Healthcare

Moving Forward after 40 Years of Misguided Decline

A poll in January 2023 concluded that the majority of the public feel that the NHS is safe neither in the hands of the Conservatives nor of Labour. But the daunting reality is that, despite the dedicated hard work of our doctors and nurses, the abysmal track-record of NHS Management in attempting system reform is such that its future is not safe in their hands either.

Despite this, the Labour Party are correct in stating that the NHS must now “reform or die”. However, they are incorrect in their implicit supposition that NHS Management have the professional competence to achieve it. A Management that has led the NHS to become the most unfair system of healthcare in Europe via misguided, overly-expensive systems of commissioning and to its current level of unsustainable inefficiency. One that and has already wasted many millions of taxpayer money in misconstrued and mismanaged National Programs.

Only GBI, by establishing a professional services company at the heart of Government, will have the expert professional resources to drive the reforms we now urgently need. To completely reengineer the NHS’s funding (from general taxation to 2 levels of NI), its administrative processes and organisation, guided by EU14 Best Practice and advice from Expert Groups.

If elected, GBI will publish a National Health & Social Care Strategy as a White Paper for feedback from Professionals and Taxpayers prior to finalisation by 2026 (the date of the Post-Reform General Election). This will be supported by detailed designs to enable its development and rollout from that time.

This strategy will be aligned with those of a Planned Economy and for the achievement of Economic Growth (previously described under “Development”) to ensure the service will be adequately and properly resourced, with all staff paid properly for their contributions to society.

The pace of deployment would then depend on the taxation levels and priority given to it by the Political Party that becomes elected at that time. But after so many years of neglect by both Parties, and misconstrued NHS Management Policies, this will come neither easy nor cheap- so planning for Economic Growth becomes essential.

Whilst it is too early to pre-empt details of the eventual design, the following points give a flavour of the reformed service we can expect from a modern system of healthcare to start to be phased-in from 2026.

THE BGI 12-Point Plan for NHS Reform

1 – Change the “its all free – who cares?” ethos of the service by renaming it to the “National Healthcare Scheme”, to be funded by 2 classes of National Insurance, (rather than by an ever-increasing slice of General Taxation).  Class 1 for NHS General Services and Class 2 for Elective Services.  Both contributions to be shown on payslips to make each employee aware of what the service actually costs them. 

2 – Publish a National Care Standard – a statement of what every citizen has a right to expect from the NHS, each receiving exactly the same level of service, regardless of where they live in the country.

3 – A Patient-Centric (rather than GP-Centric) system, enabling citizens to raise their own Healthcare Cases on-line, spawning referrals (initially to GPs or Pharmacists in most cases) and enabling on-line access to Case / Referral Status, with appropriate points of contact.

4 Streamline Service Planning, Budget Establishment and Funding channels to NHS Service providers, disbanding many of the 31,000 Administrators employed by the English CCGs.

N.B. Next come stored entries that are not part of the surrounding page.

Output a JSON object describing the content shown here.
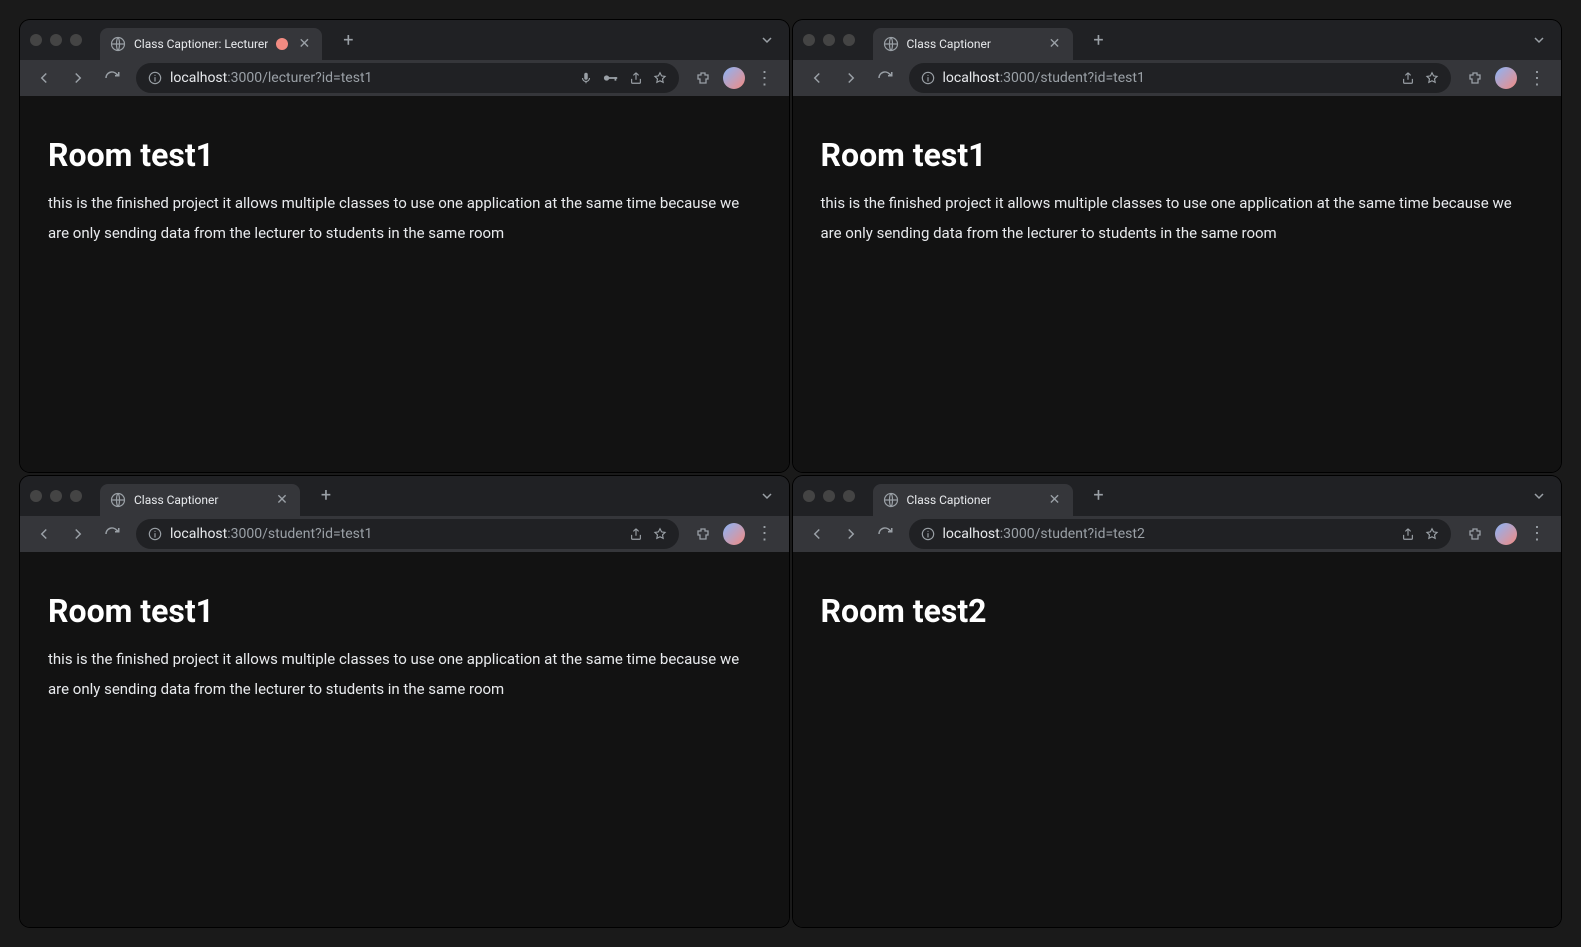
{
  "windows": [
    {
      "tab_title": "Class Captioner: Lecturer",
      "recording": true,
      "url_host": "localhost",
      "url_path": ":3000/lecturer?id=test1",
      "show_mic": true,
      "show_key": true,
      "page_heading": "Room test1",
      "page_body": "this is the finished project it allows multiple classes to use one application at the same time because we are only sending data from the lecturer to students in the same room"
    },
    {
      "tab_title": "Class Captioner",
      "recording": false,
      "url_host": "localhost",
      "url_path": ":3000/student?id=test1",
      "show_mic": false,
      "show_key": false,
      "page_heading": "Room test1",
      "page_body": "this is the finished project it allows multiple classes to use one application at the same time because we are only sending data from the lecturer to students in the same room"
    },
    {
      "tab_title": "Class Captioner",
      "recording": false,
      "url_host": "localhost",
      "url_path": ":3000/student?id=test1",
      "show_mic": false,
      "show_key": false,
      "page_heading": "Room test1",
      "page_body": "this is the finished project it allows multiple classes to use one application at the same time because we are only sending data from the lecturer to students in the same room"
    },
    {
      "tab_title": "Class Captioner",
      "recording": false,
      "url_host": "localhost",
      "url_path": ":3000/student?id=test2",
      "show_mic": false,
      "show_key": false,
      "page_heading": "Room test2",
      "page_body": ""
    }
  ]
}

5 – NHS Services to essentially remain “free at the point of delivery”, but only for UK citizens (via National ID) and subject to prescribed reasonable conditions of service use. However, a system of nominal charges will be evaluated for those not on benefits (e.g., for a GP Appointment or A&E visit) to help align the funding of the service with its demand and to stem system abuse.

6 A joined-up system between primary, secondary and community/social care settings.  All referrals to be available on-line, showing their pathway and current Status, with points of contact.

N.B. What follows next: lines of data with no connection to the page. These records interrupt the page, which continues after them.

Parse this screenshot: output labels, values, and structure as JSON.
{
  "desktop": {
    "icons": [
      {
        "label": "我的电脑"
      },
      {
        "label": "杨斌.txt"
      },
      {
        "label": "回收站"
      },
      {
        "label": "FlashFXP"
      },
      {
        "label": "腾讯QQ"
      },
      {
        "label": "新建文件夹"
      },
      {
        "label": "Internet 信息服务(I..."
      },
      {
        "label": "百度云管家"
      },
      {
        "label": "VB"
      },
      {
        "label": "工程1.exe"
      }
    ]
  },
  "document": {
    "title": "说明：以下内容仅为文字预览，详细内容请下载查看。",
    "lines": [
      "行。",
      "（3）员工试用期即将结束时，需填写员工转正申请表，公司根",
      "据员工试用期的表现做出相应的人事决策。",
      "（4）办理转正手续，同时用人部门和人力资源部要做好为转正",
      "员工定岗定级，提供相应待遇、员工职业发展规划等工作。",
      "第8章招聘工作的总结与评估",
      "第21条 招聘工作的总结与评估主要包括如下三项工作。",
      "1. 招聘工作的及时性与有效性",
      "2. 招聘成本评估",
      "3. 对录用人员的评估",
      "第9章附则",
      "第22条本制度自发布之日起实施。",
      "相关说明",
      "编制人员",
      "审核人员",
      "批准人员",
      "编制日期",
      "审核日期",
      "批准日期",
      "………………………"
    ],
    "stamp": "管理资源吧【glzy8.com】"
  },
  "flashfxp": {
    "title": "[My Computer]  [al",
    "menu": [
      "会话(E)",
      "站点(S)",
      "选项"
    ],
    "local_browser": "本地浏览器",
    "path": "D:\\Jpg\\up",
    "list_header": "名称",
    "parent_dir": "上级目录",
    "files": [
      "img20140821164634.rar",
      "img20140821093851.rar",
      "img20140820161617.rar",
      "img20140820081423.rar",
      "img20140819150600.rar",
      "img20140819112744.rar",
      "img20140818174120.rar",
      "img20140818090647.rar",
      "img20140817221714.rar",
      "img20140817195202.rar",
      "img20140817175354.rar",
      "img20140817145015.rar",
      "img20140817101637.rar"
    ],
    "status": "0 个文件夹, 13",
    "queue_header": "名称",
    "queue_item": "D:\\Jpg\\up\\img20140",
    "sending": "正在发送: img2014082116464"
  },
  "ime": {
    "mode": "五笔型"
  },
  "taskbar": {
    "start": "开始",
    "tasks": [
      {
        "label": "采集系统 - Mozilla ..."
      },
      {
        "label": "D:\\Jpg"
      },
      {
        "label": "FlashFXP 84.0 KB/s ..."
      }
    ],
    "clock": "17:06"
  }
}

7 Elective Healthcare to be obtained via a single National Service Que organized by Specialty and Procedure Group, prioritized by Clinical Need, so that everybody gets treated fairly.  Each patient would be able to monitor on-line their position  in the queue, with their ETA and Provider/geographic options to expedite it.

8 NHS Class 2 Contributions to fund an Elective Healthcare Market in which NHS and Private Hospitals will compete for contracts.  NHS Hospital Trust’s will be financially incentivized to improve efficiency to generate Elective Capacity.  This “profit “would then be available to Trust Management for new equipment and/or for paying staff performance bonuses, promoting efficient team working.

9 Plan development of NHS Elective Hubs (e.g. for hip replacements).

10 – Coordinate with Social Care Strategy to minimize bed-blocking.

11- Streamline patient pathways by improved care profiles, cutting-out all unnecessary levels of bureaucracy, redirecting their costs to front-line services.

12 – Inbuilt Performance Measures (e.g. in Queue Management) to enable the optimum balance of resources and service levels.  Thereby driving increased cost-efficiency and informing policy options for increasing NI Contributions to achieve improvements in service such as required for new medicines or healthcare technology.

GBI objectives are therefore, not only to deliver a superior democratic structure of government than of any in the EU, but also superior healthcare system – one setting a new global gold-standard as our original NHS once did.